I have discovered that if we try, we build stronger relationships. I wish to acknowledge the Vanua o Rewa and Gone Marama Bale Na Roko Tui Dreketi Ro Teimumu Kepa for enabling a healing journey to unfold in 2016. This culminated in the ceremony by which the Indo-Fijian people became the Luvedra Na Ratu. I wish to pay tribute to the Turaga Na Tui Noco, the late Ratu Isoa Damudamu, who gave us, the descendants of Grimitiyas, his identity, his i cavuti so we could truly belong to the Vanua of Viti.
I would also like to acknowledge the late Momo na Tui Vitogo Ratu Wiliame Sovasova, and Momo Na Tui Tavua, the late Ratu Nacanieli Uqeuqe for leading the Vanua of Ba to a Veisa ceremony in 2017, where they gave a kamunaga of protection to the descendants of Girmityas. I pay my tribute to and offer my condolences to the Vanua of Sukanacagi on the sad loss of Momo na Tui Vitogo.

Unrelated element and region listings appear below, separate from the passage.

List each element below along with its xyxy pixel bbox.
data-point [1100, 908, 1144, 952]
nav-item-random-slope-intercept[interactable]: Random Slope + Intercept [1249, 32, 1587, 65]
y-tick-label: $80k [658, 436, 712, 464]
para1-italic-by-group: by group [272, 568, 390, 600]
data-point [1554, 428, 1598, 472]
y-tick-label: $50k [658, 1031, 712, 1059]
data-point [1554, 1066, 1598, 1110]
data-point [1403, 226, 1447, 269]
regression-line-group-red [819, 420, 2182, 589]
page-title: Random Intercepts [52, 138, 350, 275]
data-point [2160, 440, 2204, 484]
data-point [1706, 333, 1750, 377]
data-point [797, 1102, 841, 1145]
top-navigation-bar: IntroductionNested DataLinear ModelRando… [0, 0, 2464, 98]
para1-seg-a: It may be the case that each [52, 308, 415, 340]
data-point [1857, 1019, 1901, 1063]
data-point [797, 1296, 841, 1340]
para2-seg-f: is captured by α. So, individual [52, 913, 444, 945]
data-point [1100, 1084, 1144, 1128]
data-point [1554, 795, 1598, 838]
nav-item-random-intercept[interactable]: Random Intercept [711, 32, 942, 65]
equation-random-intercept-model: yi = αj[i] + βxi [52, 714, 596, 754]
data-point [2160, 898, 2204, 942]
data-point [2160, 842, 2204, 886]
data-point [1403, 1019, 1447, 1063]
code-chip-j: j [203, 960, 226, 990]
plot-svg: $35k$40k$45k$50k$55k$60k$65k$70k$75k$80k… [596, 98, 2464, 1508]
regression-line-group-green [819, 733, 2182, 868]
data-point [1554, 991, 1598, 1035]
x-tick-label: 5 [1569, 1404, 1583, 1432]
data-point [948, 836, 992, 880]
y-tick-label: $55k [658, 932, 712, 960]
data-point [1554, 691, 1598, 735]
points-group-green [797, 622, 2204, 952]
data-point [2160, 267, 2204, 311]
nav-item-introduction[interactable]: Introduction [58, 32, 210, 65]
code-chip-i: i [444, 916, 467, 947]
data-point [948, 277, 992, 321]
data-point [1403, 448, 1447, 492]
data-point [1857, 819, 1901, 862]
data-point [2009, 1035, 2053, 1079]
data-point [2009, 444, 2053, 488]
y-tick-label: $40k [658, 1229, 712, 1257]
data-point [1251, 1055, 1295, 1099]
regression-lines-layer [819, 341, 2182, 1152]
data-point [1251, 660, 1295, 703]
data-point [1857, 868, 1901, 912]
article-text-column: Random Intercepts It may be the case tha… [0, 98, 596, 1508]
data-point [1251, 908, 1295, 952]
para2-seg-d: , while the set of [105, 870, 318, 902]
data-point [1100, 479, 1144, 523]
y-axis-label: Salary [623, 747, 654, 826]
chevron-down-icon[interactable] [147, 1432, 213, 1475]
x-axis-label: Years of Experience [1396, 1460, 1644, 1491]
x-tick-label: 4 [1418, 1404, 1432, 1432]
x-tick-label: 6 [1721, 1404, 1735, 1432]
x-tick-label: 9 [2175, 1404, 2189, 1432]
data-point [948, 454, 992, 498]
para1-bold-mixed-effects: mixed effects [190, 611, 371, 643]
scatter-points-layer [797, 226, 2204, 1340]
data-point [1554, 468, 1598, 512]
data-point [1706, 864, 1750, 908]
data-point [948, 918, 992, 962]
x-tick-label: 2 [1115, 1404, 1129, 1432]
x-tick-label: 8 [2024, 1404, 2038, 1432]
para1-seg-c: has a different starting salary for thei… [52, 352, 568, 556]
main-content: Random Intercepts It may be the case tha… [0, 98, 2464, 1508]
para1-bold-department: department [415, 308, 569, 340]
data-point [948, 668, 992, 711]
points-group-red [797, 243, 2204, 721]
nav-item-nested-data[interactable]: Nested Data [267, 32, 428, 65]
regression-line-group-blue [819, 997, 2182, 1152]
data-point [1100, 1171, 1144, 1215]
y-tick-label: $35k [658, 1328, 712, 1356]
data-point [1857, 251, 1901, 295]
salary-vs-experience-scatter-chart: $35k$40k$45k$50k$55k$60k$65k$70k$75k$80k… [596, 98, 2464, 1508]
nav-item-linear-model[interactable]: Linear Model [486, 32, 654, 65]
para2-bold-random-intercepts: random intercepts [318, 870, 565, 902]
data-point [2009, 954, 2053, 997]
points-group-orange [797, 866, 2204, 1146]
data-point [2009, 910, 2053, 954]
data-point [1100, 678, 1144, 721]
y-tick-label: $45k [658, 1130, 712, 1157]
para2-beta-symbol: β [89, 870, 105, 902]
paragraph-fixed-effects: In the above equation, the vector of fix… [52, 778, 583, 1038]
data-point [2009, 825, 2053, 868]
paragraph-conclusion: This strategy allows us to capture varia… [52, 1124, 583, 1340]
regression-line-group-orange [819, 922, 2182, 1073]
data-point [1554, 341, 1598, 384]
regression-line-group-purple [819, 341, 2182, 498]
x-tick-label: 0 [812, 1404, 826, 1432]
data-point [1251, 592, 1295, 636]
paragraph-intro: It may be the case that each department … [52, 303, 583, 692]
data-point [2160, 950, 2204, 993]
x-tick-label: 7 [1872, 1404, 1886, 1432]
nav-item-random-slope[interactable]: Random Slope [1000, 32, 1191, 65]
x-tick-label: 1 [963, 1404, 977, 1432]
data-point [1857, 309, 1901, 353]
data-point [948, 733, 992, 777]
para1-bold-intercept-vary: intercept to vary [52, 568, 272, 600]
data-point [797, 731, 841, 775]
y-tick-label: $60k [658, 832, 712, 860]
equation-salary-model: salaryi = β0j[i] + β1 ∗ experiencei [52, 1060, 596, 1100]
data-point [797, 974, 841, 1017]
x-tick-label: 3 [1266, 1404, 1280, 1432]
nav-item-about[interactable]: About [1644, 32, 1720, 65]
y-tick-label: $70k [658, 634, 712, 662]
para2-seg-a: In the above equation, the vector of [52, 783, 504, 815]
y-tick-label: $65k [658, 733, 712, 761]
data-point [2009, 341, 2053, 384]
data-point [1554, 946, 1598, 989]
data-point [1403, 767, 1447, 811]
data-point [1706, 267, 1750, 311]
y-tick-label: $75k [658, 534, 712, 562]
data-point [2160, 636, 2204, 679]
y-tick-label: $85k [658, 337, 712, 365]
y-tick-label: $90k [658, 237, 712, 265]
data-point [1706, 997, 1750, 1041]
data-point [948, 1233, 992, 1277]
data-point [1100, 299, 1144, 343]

For generations to come our physical features will link us back to our Girmitiya ancestors. In the 1990s I joined the board of CIVICUS, a global NGO. One of its leaders said he only had seen the rugby boys from Fiji. He said you don’t look like them. I had to explain our Girmit history to him.
Personally, I am quite comfortable with my identity as an Indo–Fijian, a person of Indian origin who belongs to Fiji. It’s not a common name that gives me the belonging I ached for. It is dialogue, learning and being accepted by the Vanua. I know our Coalition Government is committed to nation building, healing and ensuring that all people in Fiji belong.
I pray that the day comes soon when we are able to treat each other with humanity, love each other unconditionally and to build harmony. We all owe it to our country to help build Fiji. We all owe it to our values of humanity that no one sleeps hungry in our communities. I thank you for this time Mr Speaker.